Many security executives and researchers dislike passwords because they’re often stolen in data breaches, and they can be easily guessed by fraudsters using specialty computer programs. Consumers magnify this flaw by frequently using the same user names and passwords, or slight variants of them, for multiple accounts. While warnings about password vulnerabilities abound, fewer Americans seem to be listening.
“The trend line on password hygiene is going in the wrong direction in the U.S. and India, with the number of consumers indicating that they use the same user name and password across all or most online sites increasing from 2016,” the survey summary says.
For example, 8% of U.S. respondents in the 2016 survey admitted to using the exact same password across all online sites. This year, 13% of Americans admitted to doing that. And in 2017, 18% of Americans said they use the same password across most online sites, up from 14% in 2016. The number of Americans saying they use the same password on some sites but different ones on others remained the same at 29%
Similar behavior is occurring in India, but the study still found that consumers in that country as well as Brazil and South Africa lead the pack this year in signing up for alerts to warn them of suspicious activity on their debit card accounts.

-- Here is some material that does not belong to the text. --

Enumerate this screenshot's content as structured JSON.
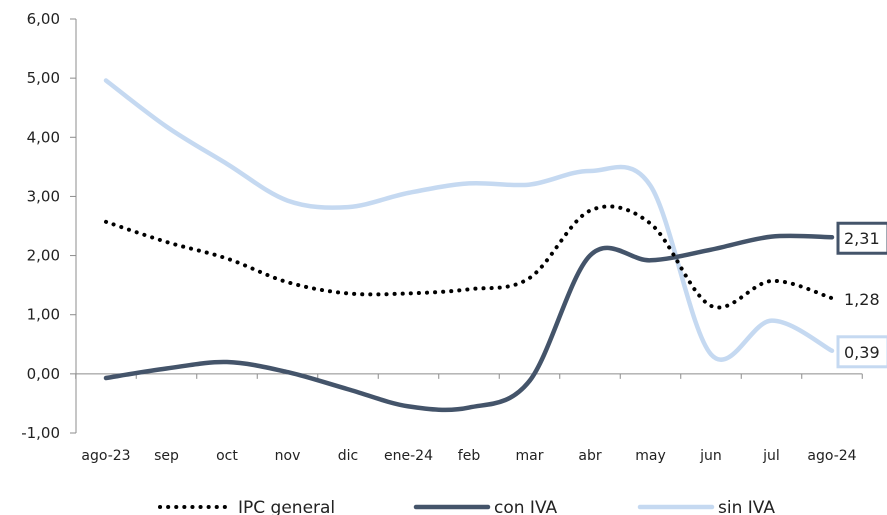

Those three countries also lead in using credit card alerts. In the U.S., 66% of respondents said they use debit card alerts versus 86% of in India, 84% in South Africa, and 72% in Brazil. Consumers in India, Brazil, and South Africa also use anti-virus and anti-malware programs on their smart phones far more than citizens of the U.S., Canada, Australia and the U.K.
The likely source of many Americans’ lax behavior regarding passwords and card alerts is the zero-liability policies of the card networks and banks, according to security analyst Julie Conroy, research director at Aite Group. Many countries, including India, either don’t have such protections or have more limited ones than the U.S.
“Consumers in countries where the concept of zero liability is not well-established or well-understood are much more proactively engaged in the fraud-prevention experience, because they actually have skin in the game,” Conroy tells Digital Transactions News. “At the end of the day, U.S. consumers have very little actual liability for fraud. It’s a pain if it happens, but the bank or the merchant ultimately takes the financial responsibility, so convenience trumps security for the vast majority of consumers.”
Younger American adults, the so-called GenXers and Millennials, were more likely to use fraud alerts than older adults, the Baby Boomers and seniors, the study found. Not surprisingly, younger consumers also took to using biometrics to protect their smart phones more than older adults.
Overall, the study found that consumers in all countries are more concerned about payment card fraud than they are about identity fraud, even though ID fraud can have more a more direct impact on a consumer’s financial status and is more difficult to unravel, according to Aite.
On that note, the study was completed before Equifax Inc. in September disclosed its massive data breach that compromised personal data on 145 million consumers. Credit-reporting agencies such as Equifax compile personal and financial data from multiple lenders, making its breach potentially much more damaging than one at a single financial institution or merchant.
“In previous breaches we’ve seen a limited halo effect of concern,” says Conroy. “It’ll be interesting to see what happens when we repeat this [study] next year, a full nine months after the announcement.”